White House correspondent

Published This article is more than 2 years old.

China’s Bank of Jinzhou started trading in Hong Kong today (Dec. 7), and its shares closed up with a healthy 8.5% gain. This is despite the bank’s close ties to under-investigation Hanergy Thin Film Power, the fact that China’s banks are being probed by regulators at a frantic clip, and Jinzhou’s inability to attract long-term corporate investors known as “cornerstones” in Hong Kong.

In fact, things were looking pretty grim for the bank until the late afternoon—the stock traded under its HK$4.70 IPO price for most of the day, until it popped up in the final minutes of trading:

This is a familiar pattern for stocks trading in mainland China, and one that suggests some sort of manufactured support. When the government was trying to prop up China’s stock market this summer, it wasn’t unusual for the moribund Shanghai Composite Index to suddenly jump at the end of the trading day, closing higher than it had opened.

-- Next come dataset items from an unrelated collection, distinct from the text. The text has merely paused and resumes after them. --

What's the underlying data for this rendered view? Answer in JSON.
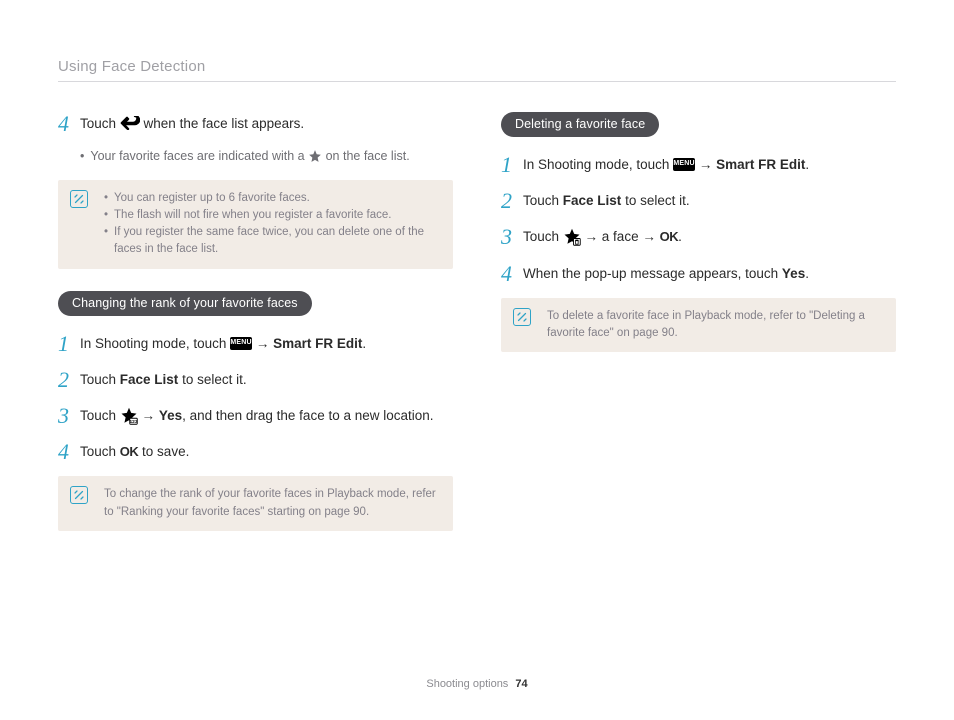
{
  "header": "Using Face Detection",
  "left": {
    "step4": {
      "num": "4",
      "text_a": "Touch ",
      "text_b": " when the face list appears."
    },
    "sub_bullet": {
      "a": "Your favorite faces are indicated with a ",
      "b": " on the face list."
    },
    "info1": {
      "li1": "You can register up to 6 favorite faces.",
      "li2": "The flash will not fire when you register a favorite face.",
      "li3": "If you register the same face twice, you can delete one of the faces in the face list."
    },
    "pill": "Changing the rank of your favorite faces",
    "s1": {
      "num": "1",
      "a": "In Shooting mode, touch ",
      "b": " → ",
      "c": "Smart FR Edit",
      "d": "."
    },
    "s2": {
      "num": "2",
      "a": "Touch ",
      "b": "Face List",
      "c": " to select it."
    },
    "s3": {
      "num": "3",
      "a": "Touch ",
      "b": " → ",
      "c": "Yes",
      "d": ", and then drag the face to a new location."
    },
    "s4": {
      "num": "4",
      "a": "Touch ",
      "b": " to save."
    },
    "info2": "To change the rank of your favorite faces in Playback mode, refer to \"Ranking your favorite faces\" starting on page 90."
  },
  "right": {
    "pill": "Deleting a favorite face",
    "s1": {
      "num": "1",
      "a": "In Shooting mode, touch ",
      "b": " → ",
      "c": "Smart FR Edit",
      "d": "."
    },
    "s2": {
      "num": "2",
      "a": "Touch ",
      "b": "Face List",
      "c": " to select it."
    },
    "s3": {
      "num": "3",
      "a": "Touch ",
      "b": " → a face → ",
      "c": "."
    },
    "s4": {
      "num": "4",
      "a": "When the pop-up message appears, touch ",
      "b": "Yes",
      "c": "."
    },
    "info": "To delete a favorite face in Playback mode, refer to \"Deleting a favorite face\" on page 90."
  },
  "footer": {
    "section": "Shooting options",
    "page": "74"
  },
  "icons": {
    "menu": "MENU",
    "ok": "OK"
  }
}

This close-of-trading pop has became so regular that analysts openly speculate when they think state funds are stepping in, and some investors have come to depend on the ”Beijing boost.”

Bank of Jinzhou is owned by the local government in the northeastern province of Liaoning, but it is impossible to say at the moment what was responsible for the bank’s end-of-day pop. Still, the hints of Beijing-style manipulation in Hong Kong, which recently opened to mainland Chinese investors, are hard to ignore.